El 8 de septiembre de 1676, fue enviado a predicar al monasterio de San Prosdócimo, en Padua. Allí, por su oración y su bendición, se curó instantáneamente la monja Vincenza Francesconi, que desde hacía trece años yacía enferma en cama. También en Venecia, un mes después, se verificaron acontecimientos extraordinarios parecidos, de forma que comenzó a difundirse por doquier su fama de santidad y cobró más crédito su predicación.

Sin turbarse por ello, prosiguió con sencillez su apostolado de la palabra. En especial, exhortaba a sus oyentes a incrementar su vida de fe y su vivencia cristiana, a arrepentirse de sus pecados y hacer penitencia.

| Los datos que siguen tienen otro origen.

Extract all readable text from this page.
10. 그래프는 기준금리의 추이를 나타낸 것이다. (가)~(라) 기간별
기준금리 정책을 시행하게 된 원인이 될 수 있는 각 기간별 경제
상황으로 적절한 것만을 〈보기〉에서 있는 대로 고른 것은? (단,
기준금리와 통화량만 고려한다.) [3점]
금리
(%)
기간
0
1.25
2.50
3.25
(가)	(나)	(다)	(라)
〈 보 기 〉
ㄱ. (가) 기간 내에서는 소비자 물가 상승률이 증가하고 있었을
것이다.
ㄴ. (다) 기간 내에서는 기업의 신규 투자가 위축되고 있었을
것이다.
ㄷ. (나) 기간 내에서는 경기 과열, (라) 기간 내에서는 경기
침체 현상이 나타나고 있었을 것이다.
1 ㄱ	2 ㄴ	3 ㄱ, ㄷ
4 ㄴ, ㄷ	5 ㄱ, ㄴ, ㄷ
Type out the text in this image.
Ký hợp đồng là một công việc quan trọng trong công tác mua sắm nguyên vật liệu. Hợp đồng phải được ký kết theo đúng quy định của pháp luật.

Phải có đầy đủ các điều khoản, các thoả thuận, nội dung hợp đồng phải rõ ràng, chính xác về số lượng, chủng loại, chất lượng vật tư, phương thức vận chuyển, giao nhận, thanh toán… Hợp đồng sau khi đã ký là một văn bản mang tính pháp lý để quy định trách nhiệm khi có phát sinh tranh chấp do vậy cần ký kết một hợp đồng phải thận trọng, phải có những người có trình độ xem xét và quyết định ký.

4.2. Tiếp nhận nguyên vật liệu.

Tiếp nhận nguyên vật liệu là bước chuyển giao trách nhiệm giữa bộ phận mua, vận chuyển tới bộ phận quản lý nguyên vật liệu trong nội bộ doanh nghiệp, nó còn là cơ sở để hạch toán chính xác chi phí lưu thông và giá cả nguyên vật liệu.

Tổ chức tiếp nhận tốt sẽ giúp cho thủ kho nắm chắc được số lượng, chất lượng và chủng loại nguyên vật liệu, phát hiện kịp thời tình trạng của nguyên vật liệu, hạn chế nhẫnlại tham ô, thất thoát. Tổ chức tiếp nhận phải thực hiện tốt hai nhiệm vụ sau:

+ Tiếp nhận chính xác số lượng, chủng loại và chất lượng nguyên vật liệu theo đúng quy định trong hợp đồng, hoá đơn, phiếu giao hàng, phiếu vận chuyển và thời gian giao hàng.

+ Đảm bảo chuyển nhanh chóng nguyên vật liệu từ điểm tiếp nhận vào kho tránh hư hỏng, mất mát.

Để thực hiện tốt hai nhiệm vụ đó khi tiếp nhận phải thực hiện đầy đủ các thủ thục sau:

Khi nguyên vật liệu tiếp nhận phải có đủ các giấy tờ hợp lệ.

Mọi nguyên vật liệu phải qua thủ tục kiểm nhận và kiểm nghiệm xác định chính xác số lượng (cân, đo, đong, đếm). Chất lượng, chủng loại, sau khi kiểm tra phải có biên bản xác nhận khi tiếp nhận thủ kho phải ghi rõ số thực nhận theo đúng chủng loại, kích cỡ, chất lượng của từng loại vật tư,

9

La noticia de sus milagros y curaciones extraordinarias hizo que fuera cada vez más requerida su presencia, especialmente por reyes y soberanos. En sus últimos veinte años de vida tuvo que realizar, por obediencia a sus superiores de la Orden o a la Santa Sede, fatigosos viajes apostólicos por toda Europa.

Mantuvo una relación especial con el emperador Leopoldo I de Austria, a cuya corte tuvo que dirigirse catorce veces, sobre todo en los meses de verano. Participó activamente en la cruzada anti-turca en calidad de legado pontificio y de misionero apostólico. Contribuyó de manera decisiva a la liberación de Viena del asedio turco, el 12 de septiembre de 1683. De 1683 a 1689 tomó parte en las campañas militares de defensa y liberación de Buda, el 2 de septiembre de 1686, y de Belgrado, el 6 de septiembre de 1688. Favorecía la armonía dentro del ejército imperial, exhortaba a todos a una auténtica conducta cristiana y asistía espiritualmente a los soldados.

En los años siguientes realizó una gran actividad para restablecer la paz en Europa, sobre todo entre Francia y el Imperio, y para promover la unidad de las potencias católicas con vistas a la defensa de la fe, siempre amenazada por los turcos.

En mayo de 1699 emprendió su último viaje hacia la capital del Imperio. Su salud, ya frágil, se deterioró cada vez más, hasta el punto de que tuvo que interrumpir toda actividad. El 2 de agosto recibió en el convento la visita de la familia imperial y, a continuación, la de los más ilustres personajes de Viena. Diez días después, el nuncio apostólico le llevó personalmente la bendición apostólica del Papa Inocencio XII. Recibió los últimos sacramentos y renovó su profesión religiosa. Murió el 13 de agosto de 1699, apretando entre sus manos el crucifijo, asistido por sus augustos amigos el emperador Leopoldo y la emperatriz Eleonora.